When a user subscribes after hitting a paywall, that creator earns a portion of the revenue.
Design
Add a Monetization section to the bot creation form.
Provide a slider that allows creators to set a daily message limit for their bot.
Follow the design patterns on the rest of the page and use components from our design system.
Message earnings
User goal
Creators can set a price per-message on each bot.
Creators understand how this influences the message cost of their bot.
Design
Add a text input field to the Monetization section on the bot creation form that allows creators to define an additional price-per-message.
Dynamically update the user-facing bot cost to include this price.
The updated “Create Bot” page with the new Monetization section!
Let’s experience the full flow
After a few iterations, critique from my design team, and some speedy coding, we launched our initial earnings programs!
Onboarding and payouts
Enrolling in the program
We built a Creators page on Poe to serve as the foundation for all future creator tooling.

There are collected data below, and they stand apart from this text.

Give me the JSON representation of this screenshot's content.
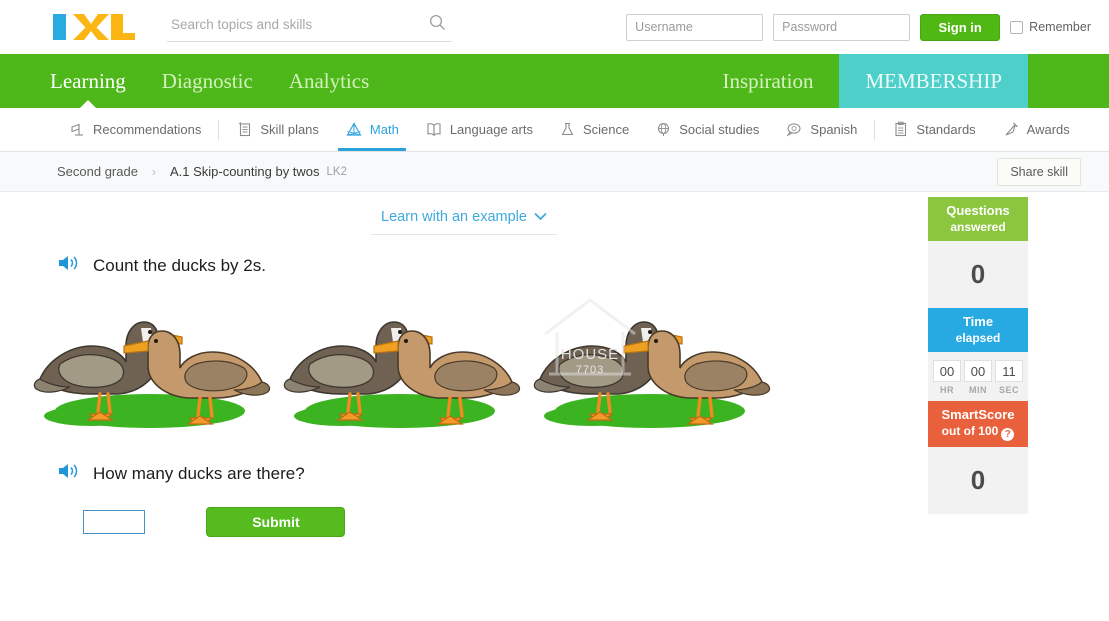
{
  "header": {
    "logo_alt": "IXL",
    "search": {
      "placeholder": "Search topics and skills",
      "value": ""
    },
    "auth": {
      "username_placeholder": "Username",
      "password_placeholder": "Password",
      "signin_label": "Sign in",
      "remember_label": "Remember"
    }
  },
  "main_nav": {
    "items": [
      {
        "label": "Learning",
        "active": true
      },
      {
        "label": "Diagnostic",
        "active": false
      },
      {
        "label": "Analytics",
        "active": false
      }
    ],
    "inspiration_label": "Inspiration",
    "membership_label": "MEMBERSHIP"
  },
  "subject_nav": {
    "items": [
      {
        "label": "Recommendations",
        "icon": "recommendations-icon",
        "active": false
      },
      {
        "label": "Skill plans",
        "icon": "skill-plans-icon",
        "active": false
      },
      {
        "label": "Math",
        "icon": "math-icon",
        "active": true
      },
      {
        "label": "Language arts",
        "icon": "language-arts-icon",
        "active": false
      },
      {
        "label": "Science",
        "icon": "science-icon",
        "active": false
      },
      {
        "label": "Social studies",
        "icon": "social-studies-icon",
        "active": false
      },
      {
        "label": "Spanish",
        "icon": "spanish-icon",
        "active": false
      },
      {
        "label": "Standards",
        "icon": "standards-icon",
        "active": false
      },
      {
        "label": "Awards",
        "icon": "awards-icon",
        "active": false
      }
    ]
  },
  "breadcrumb": {
    "grade": "Second grade",
    "separator": "›",
    "skill": "A.1 Skip-counting by twos",
    "code": "LK2",
    "share_label": "Share skill"
  },
  "exercise": {
    "learn_example_label": "Learn with an example",
    "instruction": "Count the ducks by 2s.",
    "question": "How many ducks are there?",
    "answer_value": "",
    "submit_label": "Submit",
    "duck_groups": 3,
    "ducks_per_group": 2,
    "watermark_text": "HOUSE",
    "watermark_sub": "7703"
  },
  "sidebar": {
    "questions_answered": {
      "title_line1": "Questions",
      "title_line2": "answered",
      "value": "0",
      "color": "#8cc63e"
    },
    "time_elapsed": {
      "title_line1": "Time",
      "title_line2": "elapsed",
      "color": "#27a9e1",
      "hours": "00",
      "minutes": "00",
      "seconds": "11",
      "hr_label": "HR",
      "min_label": "MIN",
      "sec_label": "SEC"
    },
    "smartscore": {
      "title_line1": "SmartScore",
      "title_line2": "out of 100",
      "help": "?",
      "value": "0",
      "color": "#e8613c"
    }
  }
}
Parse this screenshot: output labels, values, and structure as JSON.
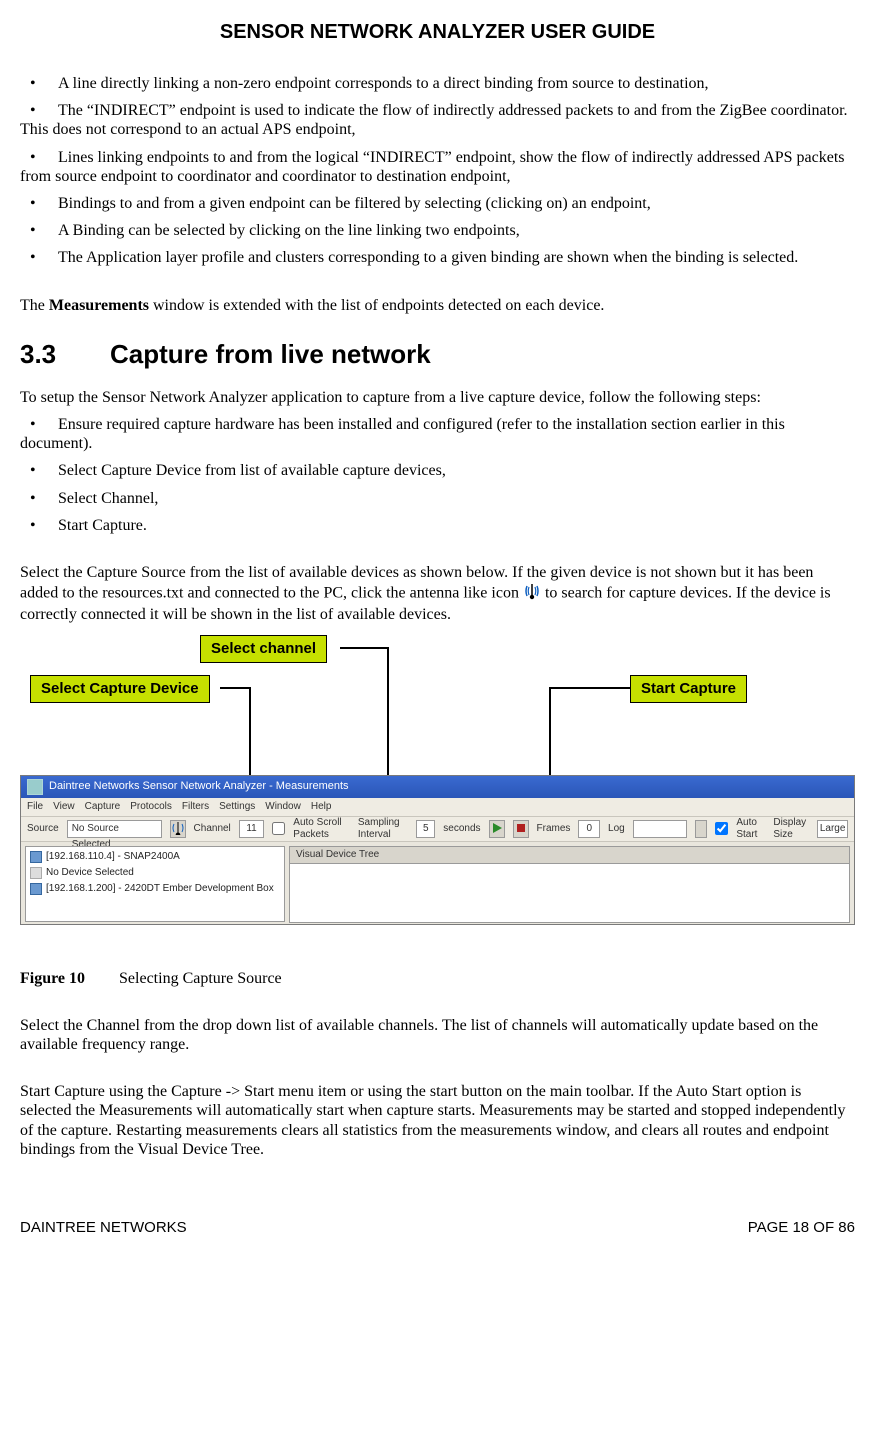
{
  "header": {
    "title": "SENSOR NETWORK ANALYZER USER GUIDE"
  },
  "bullets1": {
    "b0": "A line directly linking a non-zero endpoint corresponds to a direct binding from source to destination,",
    "b1": "The “INDIRECT” endpoint is used to indicate the flow of indirectly addressed packets to and from the ZigBee coordinator. This does not correspond to an actual APS endpoint,",
    "b2": "Lines linking endpoints to and from the logical “INDIRECT” endpoint, show the flow of indirectly addressed APS packets from source endpoint to coordinator and coordinator to destination endpoint,",
    "b3": "Bindings to and from a given endpoint can be filtered by selecting (clicking on) an endpoint,",
    "b4": "A Binding can be selected by clicking on the line linking two endpoints,",
    "b5": "The Application layer profile and clusters corresponding to a given binding are shown when the binding is selected."
  },
  "measurements_sentence": {
    "pre": "The ",
    "bold": "Measurements",
    "post": " window is extended with the list of endpoints detected on each device."
  },
  "section": {
    "num": "3.3",
    "title": "Capture from live network"
  },
  "para_setup": "To setup the Sensor Network Analyzer application to capture from a live capture device, follow the following steps:",
  "bullets2": {
    "b0": "Ensure required capture hardware has been installed and configured (refer to the installation section earlier in this document).",
    "b1": "Select Capture Device from list of available capture devices,",
    "b2": "Select Channel,",
    "b3": "Start Capture."
  },
  "select_source_para": {
    "part1": "Select the Capture Source from the list of available devices as shown below. If the given device is not shown but it has been added to the resources.txt and connected to the PC, click the antenna like icon ",
    "part2": " to search for capture devices. If the device is correctly connected it will be shown in the list of available devices."
  },
  "callouts": {
    "select_channel": "Select channel",
    "select_device": "Select Capture Device",
    "start_capture": "Start Capture"
  },
  "ui": {
    "title": "Daintree Networks Sensor Network Analyzer - Measurements",
    "menus": [
      "File",
      "View",
      "Capture",
      "Protocols",
      "Filters",
      "Settings",
      "Window",
      "Help"
    ],
    "toolbar": {
      "source_label": "Source",
      "source_value": "No Source Selected",
      "channel_label": "Channel",
      "channel_value": "11",
      "autoscroll": "Auto Scroll Packets",
      "sampling_label": "Sampling Interval",
      "sampling_value": "5",
      "sampling_unit": "seconds",
      "frames_label": "Frames",
      "frames_value": "0",
      "log_label": "Log",
      "autostart": "Auto Start",
      "display_label": "Display Size",
      "display_value": "Large"
    },
    "devices": {
      "r0": "[192.168.110.4] - SNAP2400A",
      "r1": "No Device Selected",
      "r2": "[192.168.1.200] - 2420DT Ember Development Box"
    },
    "right_header": "Visual Device Tree"
  },
  "figure": {
    "label": "Figure 10",
    "caption": "Selecting Capture Source"
  },
  "para_channel": "Select the Channel from the drop down list of available channels. The list of channels will automatically update based on the available frequency range.",
  "para_start": "Start Capture using the Capture -> Start menu item or using the start button on the main toolbar. If the Auto Start option is selected the Measurements will automatically start when capture starts. Measurements may be started and stopped independently of the capture. Restarting measurements clears all statistics from the measurements window, and clears all routes and endpoint bindings from the Visual Device Tree.",
  "footer": {
    "left": "DAINTREE NETWORKS",
    "right": "PAGE 18 OF 86"
  }
}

I included an informational card explaining the program with an engaging graphic and clear CTA to enroll.
Getting paid $$$
After enrolling, a persistent dynamic banner appears on the Creators page, encouraging creators to connect to Stripe to receive payouts.
Creator analytics
Competitive research
I perused popular creator platforms, such as YouTube and Twitch, and spoke to some creators to better understand common data analytics patterns.
These products:
Displayed data highlights, such as averages and trends
Presented account-level and content-level data
Had engaging data visualizations
Offered time-based filtering
Visual explorations
I went wild with some ideas, pretending I had no technical constraints!
Elaborate graphs visualizing performance
Customized highlights explaining account performance
Many interactive filters and hierarchies of data
A selection of my wireframes…



Refining the design
Based on feedback from my team and the constraints of our development timeline, I pared back my design by honing in on the most important features:
A single analytics table listing all of the available bot data
Time-based filtering
Summary cards that highlight typical performance and trends
The most pertinent data: earnings, messages, unique users, followers, and upvote ratio
Interaction details:
Click on a table row to expand it and view a more detailed breakdown.
Click on the bot name to open a bot-specific view.
Click on the arrows next to each column header to sort.
Filter by day, week, month, or year to understand your trends across different time frames.
Let’s experience the full flow
Featuring some mock creator performance and earnings data
Outcome
Results
Media recognition
The subscriber earnings and engagement earnings launches were both covered by TechCrunch!
Adoption
Since launch, our earnings program has attracted tens of thousands of creators, generated substantial payouts, and driven notable subscriber growth.
It has proven to be beneficial for both creators are our business model.
Importance of monetization
We surveyed creators again after the launch of our earnings program and performance analytics.
When asked How much does monetization (ability to make money from bots) affect your decision to create bots? creators responded:
Reflection
Next steps
Expand to more countries (creators across the world are requesting access!).
Expand the analytics table to display even more data requested by creators.
Include more personalized analytics highlights and tips on how to optimize their monetization settings based on bot performance.
Personal lessons
Metering the launch process into phases helped us limit scope, improve development velocity, and monitor feedback from creators. This is a model I’ll bring into future projects.
Scoping designs early on with technical partners (engineering and data science) helped me build a feasible solution from the start.